Search code examples
javaapache-kafkaapache-kafka-streamsspring-cloud-stream-binder-kafka

How to wait for future inside Kafka Stream map()?


I am implementing Spring Boot application in Java, using Spring Cloud Stream with Kafka Streams binder.

I need to implement blocking operation inside of KStream map method like so:

public Consumer<KStream<?, ?>> sink() {
    return input -> input
        .mapValues(value -> methodReturningCompletableFuture(value).get())
        .foreach((key, value) -> otherMethod(key, value));
}

completableFuture.get() throws exceptions (InterruptedException, ExecutionException)

How to handle these exceptions so that the chained method doesn't get executed and the Kafka message is not acknowledged? I cannot afford message loss, sending it to a dead letter topic is not an option.

Is there a better way of blocking inside map()?


Solution

  • You can try the branching feature in Kafka Streams to control the execution of the chained methods. For example, here is a pseudo-code that you can try. You can possibly use this as a starting point and adapt this to your particular use case.

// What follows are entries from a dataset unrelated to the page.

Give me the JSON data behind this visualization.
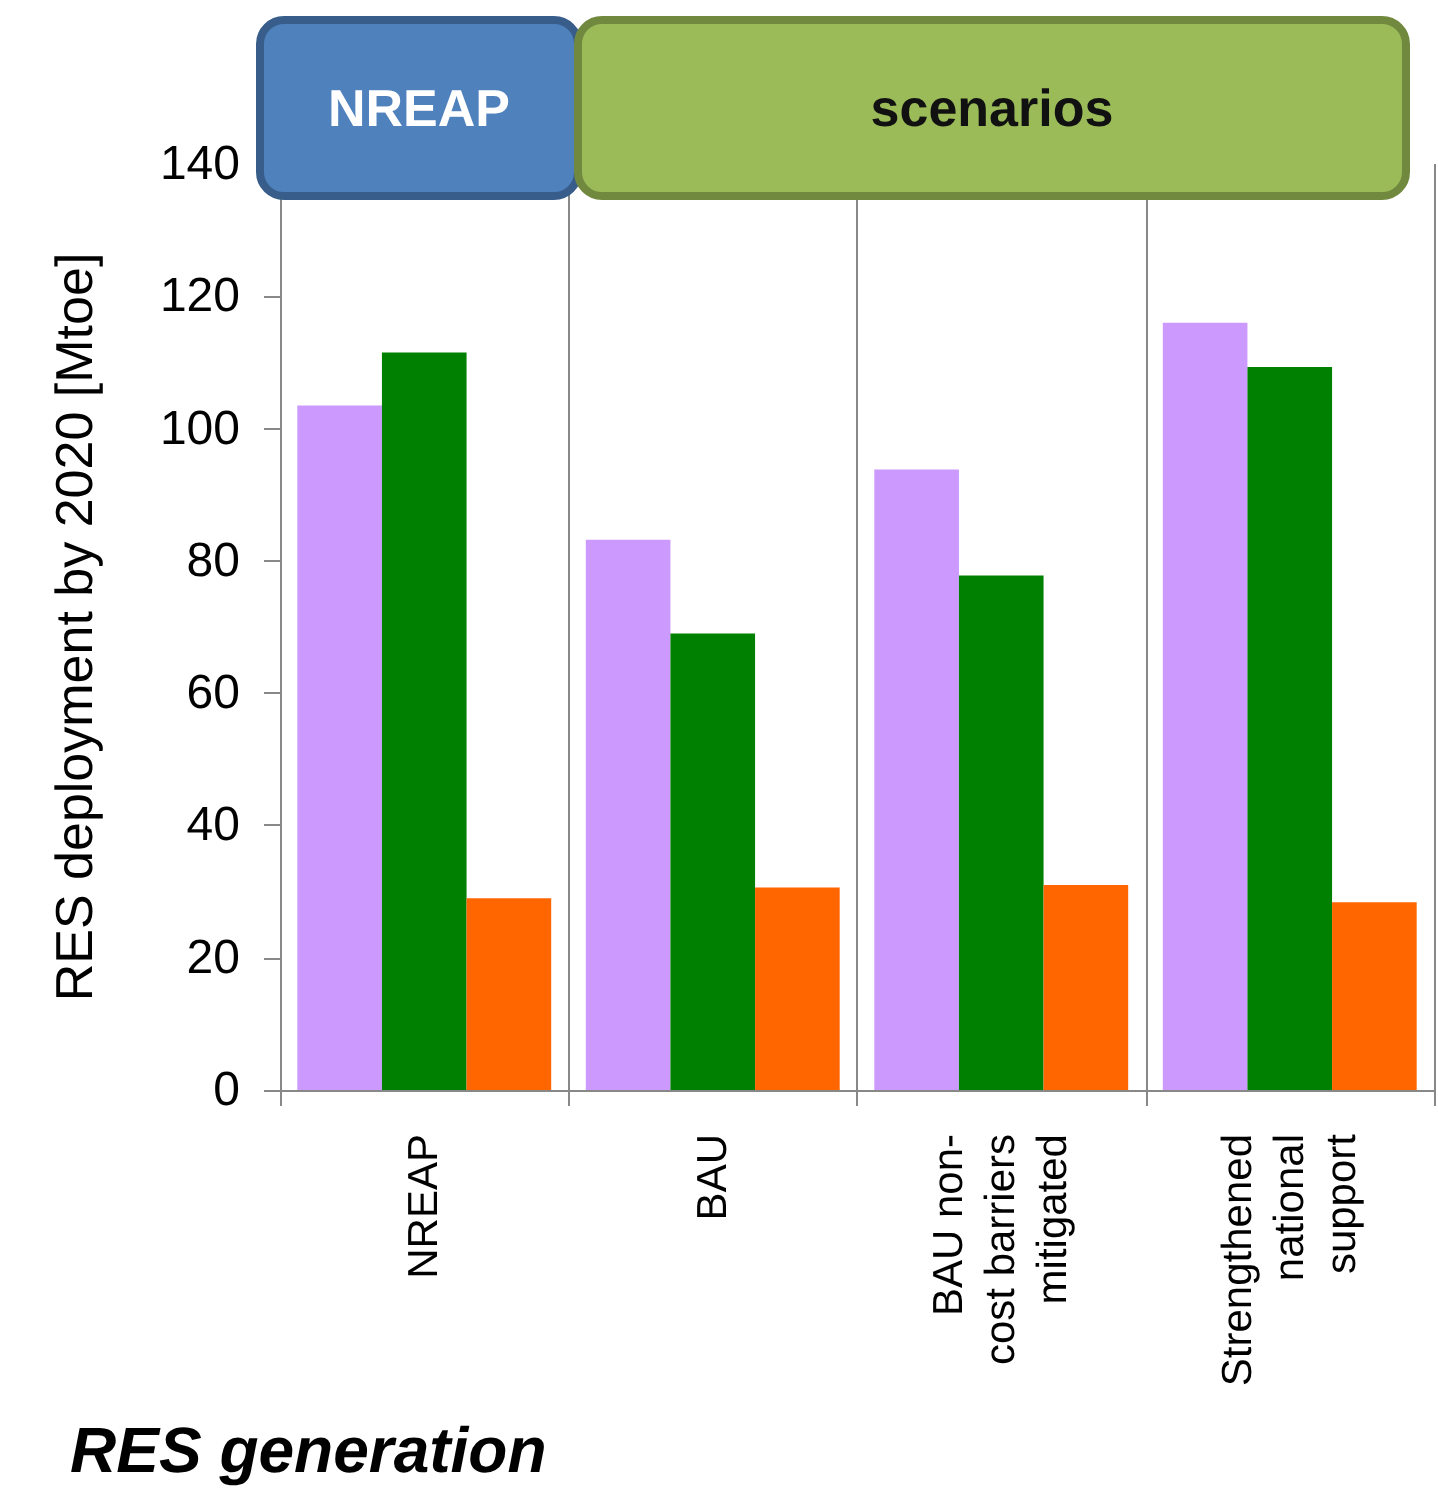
{
  "chart_data": {
    "type": "bar",
    "ylabel": "RES deployment by 2020 [Mtoe]",
    "categories": [
      "NREAP",
      "BAU",
      "BAU non-\ncost barriers\nmitigated",
      "Strengthened\nnational\nsupport"
    ],
    "series": [
      {
        "color": "#cc99ff",
        "values": [
          103.5,
          83.2,
          93.8,
          116
        ]
      },
      {
        "color": "#008000",
        "values": [
          111.5,
          69,
          77.8,
          109.3
        ]
      },
      {
        "color": "#ff6600",
        "values": [
          29,
          30.6,
          31,
          28.4
        ]
      }
    ],
    "ylim": [
      0,
      140
    ],
    "yticks": [
      0,
      20,
      40,
      60,
      80,
      100,
      120,
      140
    ],
    "grid": "x",
    "annotations": [
      "NREAP",
      "scenarios",
      "RES generation"
    ]
  }
}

    final Map<String, ? extends KStream<?, String>> branches = 
    input.split()
         .branch(k, v) -> {
            try {
              methodReturningCompletableFuture(value).get();
              return true;
            }
            catch (Exception e) {
              return false;
            }
          }, Branched.as("good-records"))
          .defaultBranch();
    
    final KStream<?, String> kStream = branches.get("good-records");
    
     kStream.foreach((key, value) -> otherMethod(key, value));
    

    The idea here is that you will only send the records that didn't throw an exception to the named branch good-records, everything else goes into a default branch which we simply ignore in this pseudo-code. Then you invoke additional chained methods (as this foreach call shows) only for those "good" records.

    This does not solve the problem of not acknowledging the message after an exception is thrown. That seems to be a bit challenging. However, I am curious about that use case. When an exception happens and you handle it, why don't you want to ack the message? The requirements seem to be a bit rigid without using a DLT. The ideal solution here is that you might want to introduce some retries and once exhausted from the retries, send the record to a DLT which makes Kafka Streams consumer acknowledges the message. Then the application moves on to the next offset.

    The call methodReturningCompletableFuture(value).get() simply waits until a default or configured timeout is reached, assuming that methodReturningCompletableFuture() returns a Future object. Therefore, that is already a good approach to wait inside the KStream map operation. I don't think anything else is necessary to make it wait further.